Six persons yesterday underwent a successful cornea transplant at the Eye Unit of the Korle Bu Teaching Hospital (KBTH) to correct blurriness and restore their vision.
The surgery, which replaced either part or whole cornea of patients with free donated cornea tissues from the United States, was led by DrGeoffrey Tabin, a Professor of Ophthalmology and Global Medicine at the Stanford University, together with a three-member eye specialists team of the hospital.
The about two-hour procedure, each performed in two different batches, involved four males and two females.
It is the third under a partnership between KBTH and the Himalayan Cataract Project (HCP)-Cure Blindness which has the goal of establishing a sustainable eye care infrastructure and reducing blindness in developing countries.
The programme invests in specialised training opportunities for ophthalmic personnel through hospital based programmes, sponsored medical equipment procurement and surgical outreaches across sub-Saharan Africa.
Briefing journalists after the procedure yesterday, Dr Tabin said cornea transplant was common in many advanced countries to reduce prevalence of blindness among the population.
A key element for performing such surgeries, he said, was the availability of “eye banks” where cornea tissues of dead persons were harvested and stored for the process.
“This procedure restores sight to blind people, with eyes donated by people who recently passed away. In the US, we conduct about 45,000 cornea transplants annually, but that is not available across sub-Saharan Africa. Kenya tried establishing one but was not successful.
As a result, patients needing this procedure have to travel all the way to India, America and other countries to undergo such surgery and the cost of one tissue is about 2,000 dollars,” he noted.
According to Dr Tabin, a lot of eye blindness among the Ghanaian population could be averted should the country have such infrastructure in place as there were highly skilled and qualified ophthalmologists to perform the procedure.

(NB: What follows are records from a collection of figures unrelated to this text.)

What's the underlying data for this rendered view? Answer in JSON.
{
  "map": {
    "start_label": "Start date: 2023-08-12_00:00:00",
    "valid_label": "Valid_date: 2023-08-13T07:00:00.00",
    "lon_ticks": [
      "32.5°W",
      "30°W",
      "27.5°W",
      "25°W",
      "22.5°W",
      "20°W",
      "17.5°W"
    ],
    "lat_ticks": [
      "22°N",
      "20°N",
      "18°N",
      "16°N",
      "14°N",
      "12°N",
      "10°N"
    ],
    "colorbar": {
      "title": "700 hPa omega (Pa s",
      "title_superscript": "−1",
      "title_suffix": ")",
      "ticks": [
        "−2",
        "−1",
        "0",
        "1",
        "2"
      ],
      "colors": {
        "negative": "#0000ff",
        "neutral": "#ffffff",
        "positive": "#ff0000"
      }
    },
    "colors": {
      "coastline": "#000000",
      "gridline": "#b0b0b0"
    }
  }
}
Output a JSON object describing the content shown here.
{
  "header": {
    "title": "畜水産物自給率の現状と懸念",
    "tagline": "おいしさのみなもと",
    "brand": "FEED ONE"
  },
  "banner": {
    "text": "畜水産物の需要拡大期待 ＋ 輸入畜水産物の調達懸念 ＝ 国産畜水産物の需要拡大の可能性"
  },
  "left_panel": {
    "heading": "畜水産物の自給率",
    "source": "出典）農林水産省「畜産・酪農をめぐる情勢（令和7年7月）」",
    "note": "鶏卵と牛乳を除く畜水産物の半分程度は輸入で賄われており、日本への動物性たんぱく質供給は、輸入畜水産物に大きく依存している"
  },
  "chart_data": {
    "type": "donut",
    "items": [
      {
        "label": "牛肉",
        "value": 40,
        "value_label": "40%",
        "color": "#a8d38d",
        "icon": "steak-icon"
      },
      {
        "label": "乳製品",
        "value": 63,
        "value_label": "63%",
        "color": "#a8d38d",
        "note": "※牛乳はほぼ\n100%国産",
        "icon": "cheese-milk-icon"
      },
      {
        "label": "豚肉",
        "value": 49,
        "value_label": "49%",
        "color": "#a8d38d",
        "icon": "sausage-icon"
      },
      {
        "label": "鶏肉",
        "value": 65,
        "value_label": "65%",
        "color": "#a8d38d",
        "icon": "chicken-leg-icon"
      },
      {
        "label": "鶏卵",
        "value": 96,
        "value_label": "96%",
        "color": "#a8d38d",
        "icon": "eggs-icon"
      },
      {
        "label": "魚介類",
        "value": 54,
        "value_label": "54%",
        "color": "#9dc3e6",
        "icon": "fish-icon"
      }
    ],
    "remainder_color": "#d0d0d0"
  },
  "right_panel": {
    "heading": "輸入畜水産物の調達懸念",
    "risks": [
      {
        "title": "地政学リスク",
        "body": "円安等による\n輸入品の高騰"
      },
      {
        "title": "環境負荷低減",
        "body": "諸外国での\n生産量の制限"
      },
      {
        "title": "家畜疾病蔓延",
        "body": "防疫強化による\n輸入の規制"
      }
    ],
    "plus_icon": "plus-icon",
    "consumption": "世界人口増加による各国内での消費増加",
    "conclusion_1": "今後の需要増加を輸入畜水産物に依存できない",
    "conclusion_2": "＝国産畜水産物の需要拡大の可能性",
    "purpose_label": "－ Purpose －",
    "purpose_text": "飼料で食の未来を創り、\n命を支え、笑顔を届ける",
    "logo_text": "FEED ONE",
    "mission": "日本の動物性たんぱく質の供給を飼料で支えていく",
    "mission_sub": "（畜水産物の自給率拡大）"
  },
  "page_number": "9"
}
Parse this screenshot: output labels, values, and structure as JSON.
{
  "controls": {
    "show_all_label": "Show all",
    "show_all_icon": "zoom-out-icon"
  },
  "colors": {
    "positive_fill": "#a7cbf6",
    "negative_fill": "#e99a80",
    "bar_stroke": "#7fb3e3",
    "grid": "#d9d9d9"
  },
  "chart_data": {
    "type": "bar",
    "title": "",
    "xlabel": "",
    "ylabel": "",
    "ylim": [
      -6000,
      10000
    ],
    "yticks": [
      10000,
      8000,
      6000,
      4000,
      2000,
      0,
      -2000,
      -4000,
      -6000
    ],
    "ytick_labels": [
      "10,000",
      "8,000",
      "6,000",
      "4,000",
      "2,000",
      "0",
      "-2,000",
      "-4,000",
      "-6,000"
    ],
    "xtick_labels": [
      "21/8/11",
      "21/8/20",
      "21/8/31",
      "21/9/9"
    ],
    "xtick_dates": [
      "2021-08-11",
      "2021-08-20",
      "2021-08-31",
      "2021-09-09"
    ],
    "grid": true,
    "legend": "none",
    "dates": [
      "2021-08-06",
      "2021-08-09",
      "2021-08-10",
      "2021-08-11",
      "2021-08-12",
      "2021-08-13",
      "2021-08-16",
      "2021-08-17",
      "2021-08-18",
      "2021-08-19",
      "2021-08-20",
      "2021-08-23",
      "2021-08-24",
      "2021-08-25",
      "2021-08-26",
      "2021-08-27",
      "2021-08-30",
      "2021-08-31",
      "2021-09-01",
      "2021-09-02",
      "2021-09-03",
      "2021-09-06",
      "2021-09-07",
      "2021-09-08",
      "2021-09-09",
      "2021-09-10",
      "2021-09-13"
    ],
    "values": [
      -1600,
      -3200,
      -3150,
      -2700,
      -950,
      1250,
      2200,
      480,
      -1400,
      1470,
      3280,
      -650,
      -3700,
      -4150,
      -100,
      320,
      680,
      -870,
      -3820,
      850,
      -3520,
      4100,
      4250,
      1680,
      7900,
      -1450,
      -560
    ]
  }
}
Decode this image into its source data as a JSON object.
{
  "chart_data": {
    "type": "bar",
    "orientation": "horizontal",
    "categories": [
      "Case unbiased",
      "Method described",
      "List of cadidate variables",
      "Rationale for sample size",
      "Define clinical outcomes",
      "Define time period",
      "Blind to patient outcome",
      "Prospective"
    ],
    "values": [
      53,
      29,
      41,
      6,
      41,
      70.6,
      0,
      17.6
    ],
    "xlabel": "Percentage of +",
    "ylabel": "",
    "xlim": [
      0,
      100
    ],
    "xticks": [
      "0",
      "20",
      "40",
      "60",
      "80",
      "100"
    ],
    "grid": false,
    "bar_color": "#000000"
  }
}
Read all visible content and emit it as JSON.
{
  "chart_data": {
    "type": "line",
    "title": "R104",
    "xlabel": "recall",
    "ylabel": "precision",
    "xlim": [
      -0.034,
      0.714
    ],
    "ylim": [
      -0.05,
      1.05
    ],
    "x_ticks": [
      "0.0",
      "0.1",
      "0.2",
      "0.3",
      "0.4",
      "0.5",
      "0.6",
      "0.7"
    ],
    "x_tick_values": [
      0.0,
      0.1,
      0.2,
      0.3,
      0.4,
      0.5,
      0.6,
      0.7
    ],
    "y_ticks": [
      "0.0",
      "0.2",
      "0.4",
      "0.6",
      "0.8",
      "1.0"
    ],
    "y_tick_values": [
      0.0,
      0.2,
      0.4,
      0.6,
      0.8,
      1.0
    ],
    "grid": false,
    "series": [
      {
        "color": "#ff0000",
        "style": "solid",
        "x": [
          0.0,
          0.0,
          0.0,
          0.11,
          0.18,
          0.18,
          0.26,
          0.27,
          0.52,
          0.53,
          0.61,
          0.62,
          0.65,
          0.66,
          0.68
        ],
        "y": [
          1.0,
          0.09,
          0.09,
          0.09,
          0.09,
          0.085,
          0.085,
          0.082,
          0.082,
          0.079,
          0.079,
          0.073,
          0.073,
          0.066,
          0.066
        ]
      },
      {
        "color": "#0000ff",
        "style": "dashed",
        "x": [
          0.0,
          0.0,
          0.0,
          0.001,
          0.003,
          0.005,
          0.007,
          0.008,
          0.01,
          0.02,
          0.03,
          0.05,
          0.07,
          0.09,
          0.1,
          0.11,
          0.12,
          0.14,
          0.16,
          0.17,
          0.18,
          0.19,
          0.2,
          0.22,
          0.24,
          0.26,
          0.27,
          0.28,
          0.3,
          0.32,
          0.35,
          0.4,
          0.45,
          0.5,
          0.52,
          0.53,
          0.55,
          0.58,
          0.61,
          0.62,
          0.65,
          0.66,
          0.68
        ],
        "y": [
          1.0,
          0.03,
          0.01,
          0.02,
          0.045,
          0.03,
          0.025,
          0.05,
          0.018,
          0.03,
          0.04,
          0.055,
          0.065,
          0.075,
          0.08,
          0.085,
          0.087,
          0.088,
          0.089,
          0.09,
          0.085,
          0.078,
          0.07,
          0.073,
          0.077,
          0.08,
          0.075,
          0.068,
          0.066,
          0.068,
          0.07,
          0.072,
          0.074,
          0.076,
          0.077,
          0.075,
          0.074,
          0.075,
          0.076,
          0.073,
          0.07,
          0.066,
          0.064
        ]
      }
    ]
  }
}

“There are many great specialists who can perform this surgery and many others under training, but the problem is the absence of the tissue because people do not want to donate the cornea of their loved ones to disturb their bodies in death.
However, lots of people have had their eye through this gift which is the front window to the eye. If people can donate corneas, that can be of great service to many young men and women suffering blindness in the country.
A Consultant Ophthalmologist, Dr Gladys Fordjour, who was part of the team disclosed that the Unit had “a long list of people awaiting cornea surgeries with 30 people booked for the procedure at present.”
She said about nine per cent of blindness recorded in Ghana were due to cornea scars, urging the public to take good care of their eyes as stakeholders take steps at considering the establishment of eye banks.
“Every red eye is an emergency and you should have it checked. If there is a family history of blindness you need to have the eyes checked periodically, at least every two years at age 30 to 40 onwards, and do not put anything into the eye if it has not been prescribed,” she advised.
For his part, the Chief Executive of KBTH, Dr Opoku Ware Ampomah, said a
“Tissue Transplantation Act” in Ghana was needed as soon as possible to allow for the safe harvesting and storage of human organs for transplant activities to save lives.